Adolphe Menjou talks to Janet Gaynor and Fredric March in A Star is Born (1937)
I would have thought I'd done a birthday post on Adolphe Menjou before, but apparently not. Menjou had a long career, starting in silents in the teens and continuing to act up until 1960 and his final film, Disney's Pollyanna. If I had to pick just one movie to represent Menjou's body of work, I'm not certain which one I'd pick, just because he turned in so many good performances. He plays the newspaper editor in the 1931 non-comic The Front Page, a deeply cynical movie which is probably overshadowed by the comic 1940 remake His Girl Friday. Another good guy role is in 1952's The Sniper, in which Menjou plays a San Francisco police detective trying to determine who's the serial killer murering people with a sniper's rifle.
Menjou's moustache, I think, makes him always look elegant, as in the 1937 version of A Star is Born, or even 100 Men and a Girl, where as an unemployed musician he probably shouldn't look quite so elegant. Only in Hollywood can poverty look so good.

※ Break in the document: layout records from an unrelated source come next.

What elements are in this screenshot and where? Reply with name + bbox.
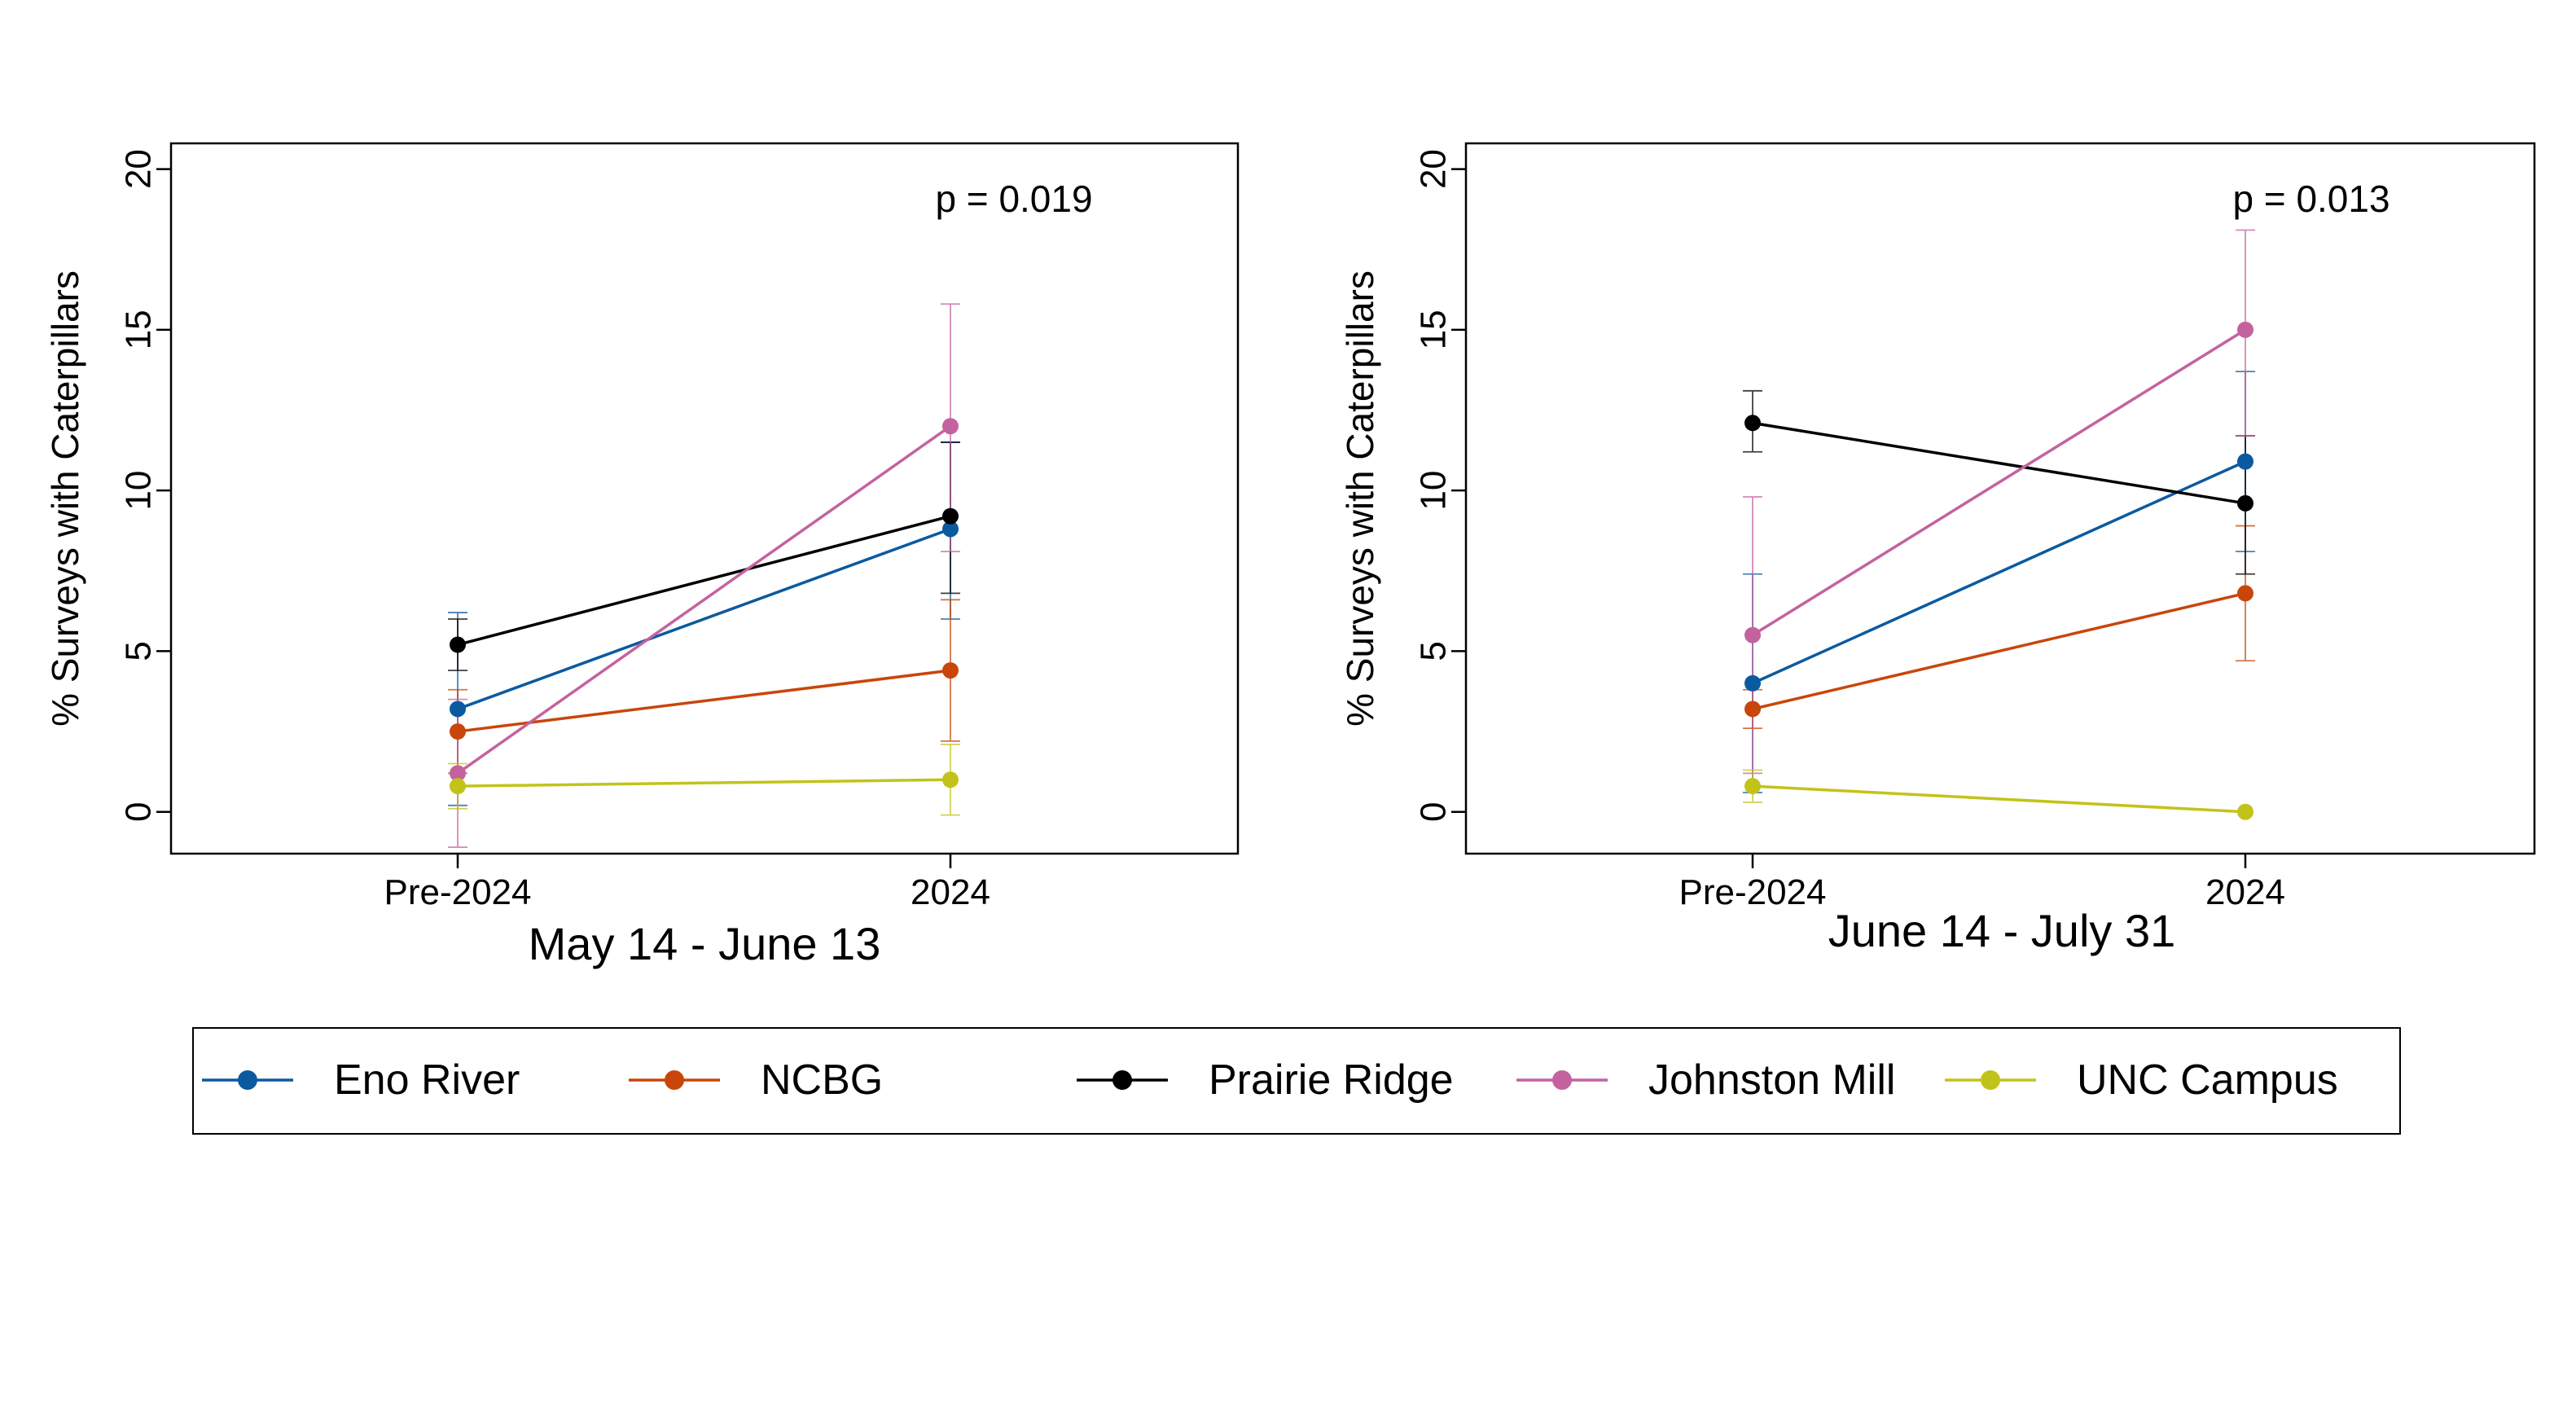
data-point-johnston-mill-0: [450, 765, 466, 782]
legend-marker: [1981, 1070, 2000, 1090]
y-tick-label: 10: [119, 471, 159, 511]
data-point-ncbg-1: [942, 662, 959, 679]
series-line-eno-river: [457, 527, 951, 711]
y-axis-label: % Surveys with Caterpillars: [1339, 270, 1381, 727]
data-point-unc-campus-0: [450, 778, 466, 795]
y-tick-label: 10: [1414, 471, 1454, 511]
legend-marker: [665, 1070, 684, 1090]
legend-item-prairie-ridge: Prairie Ridge: [1077, 1056, 1454, 1104]
data-point-johnston-mill-1: [2237, 321, 2253, 338]
series-line-unc-campus: [1752, 784, 2246, 814]
data-point-prairie-ridge-0: [450, 636, 466, 653]
legend-item-ncbg: NCBG: [629, 1056, 883, 1104]
legend-marker: [238, 1070, 257, 1090]
series-line-ncbg: [1752, 591, 2246, 711]
y-tick-label: 0: [1414, 802, 1454, 821]
data-point-ncbg-0: [450, 723, 466, 740]
data-point-johnston-mill-0: [1744, 626, 1761, 643]
data-point-eno-river-0: [450, 700, 466, 718]
y-tick-label: 20: [1414, 149, 1454, 189]
y-tick-label: 5: [119, 641, 159, 661]
x-tick-label: Pre-2024: [1679, 872, 1826, 912]
legend-item-eno-river: Eno River: [202, 1056, 520, 1104]
x-tick-label: 2024: [911, 872, 990, 912]
y-tick-label: 0: [119, 802, 159, 821]
series-line-eno-river: [1752, 460, 2246, 685]
x-axis: Pre-2024 2024: [1679, 854, 2285, 912]
y-tick-label: 5: [1414, 641, 1454, 661]
series-line-unc-campus: [457, 778, 951, 788]
x-axis: Pre-2024 2024: [384, 854, 990, 912]
data-point-ncbg-0: [1744, 700, 1761, 718]
legend-label: Prairie Ridge: [1209, 1056, 1454, 1104]
y-axis: 0 5 10 15 20: [1414, 149, 1466, 822]
y-axis: 0 5 10 15 20: [119, 149, 171, 822]
legend-marker: [1552, 1070, 1572, 1090]
chart-panel-june-july: 0 5 10 15 20 Pre-2024 2024 % Surveys with Cat…: [1339, 142, 2536, 956]
data-point-prairie-ridge-1: [2237, 494, 2253, 512]
chart-panel-may-june: 0 5 10 15 20 Pre-2024 2024 % Surveys with Cat…: [44, 142, 1240, 969]
y-tick-label: 15: [119, 310, 159, 349]
x-tick-label: 2024: [2205, 872, 2285, 912]
series-line-prairie-ridge: [1752, 421, 2246, 505]
p-value-annotation: p = 0.019: [935, 178, 1092, 220]
series-line-johnston-mill: [1752, 328, 2246, 637]
plot-frame: [169, 142, 1240, 855]
legend-label: Eno River: [334, 1056, 520, 1104]
data-point-unc-campus-1: [942, 771, 959, 788]
data-point-ncbg-1: [2237, 585, 2253, 602]
x-tick-label: Pre-2024: [384, 872, 531, 912]
panel-title: May 14 - June 13: [529, 918, 881, 969]
series-line-ncbg: [457, 669, 951, 733]
y-axis-label: % Surveys with Caterpillars: [44, 270, 86, 727]
series-layer: [1743, 229, 2255, 820]
series-layer: [448, 303, 960, 849]
legend-marker: [1112, 1070, 1132, 1090]
legend-label: Johnston Mill: [1648, 1056, 1895, 1104]
plot-frame: [1464, 142, 2536, 855]
y-tick-label: 15: [1414, 310, 1454, 349]
data-point-unc-campus-0: [1744, 778, 1761, 795]
series-line-prairie-ridge: [457, 515, 951, 647]
legend-item-unc-campus: UNC Campus: [1945, 1056, 2338, 1104]
legend-label: UNC Campus: [2077, 1056, 2338, 1104]
data-point-prairie-ridge-1: [942, 507, 959, 525]
p-value-annotation: p = 0.013: [2232, 178, 2389, 220]
series-line-johnston-mill: [456, 424, 952, 775]
legend-item-johnston-mill: Johnston Mill: [1516, 1056, 1895, 1104]
data-point-eno-river-1: [942, 520, 959, 538]
data-point-eno-river-0: [1744, 674, 1761, 692]
data-point-eno-river-1: [2237, 453, 2253, 470]
data-point-unc-campus-1: [2237, 803, 2253, 820]
data-point-johnston-mill-1: [942, 418, 959, 435]
y-tick-label: 20: [119, 149, 159, 189]
data-point-prairie-ridge-0: [1744, 415, 1761, 432]
legend: Eno River NCBG Prairie Ridge Johnston Mill U…: [192, 1027, 2401, 1135]
legend-label: NCBG: [761, 1056, 883, 1104]
panel-title: June 14 - July 31: [1828, 905, 2175, 956]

Left-aligned photo As for bad-guy roles, Menjou plays the Czechoslovak Communist functionary hovering over Fredric March's shoulder in Man on a Tightrope. He's also quite good as a French World War I general who court-martials a trio of soldiers for not carrying out a suicidal mission in Paths of Glory. The photo at left, in fact, is a scene from Paths of Glory with Menjou alongside Kirk Douglas, who has the thankless job of trying to defend the three soldiers in the court-martial. For a somewhat bad guy earlier in his career, albeit one who fits the elegant persona that imbues a lot of Menjou's performances, you could try The Easiest Way.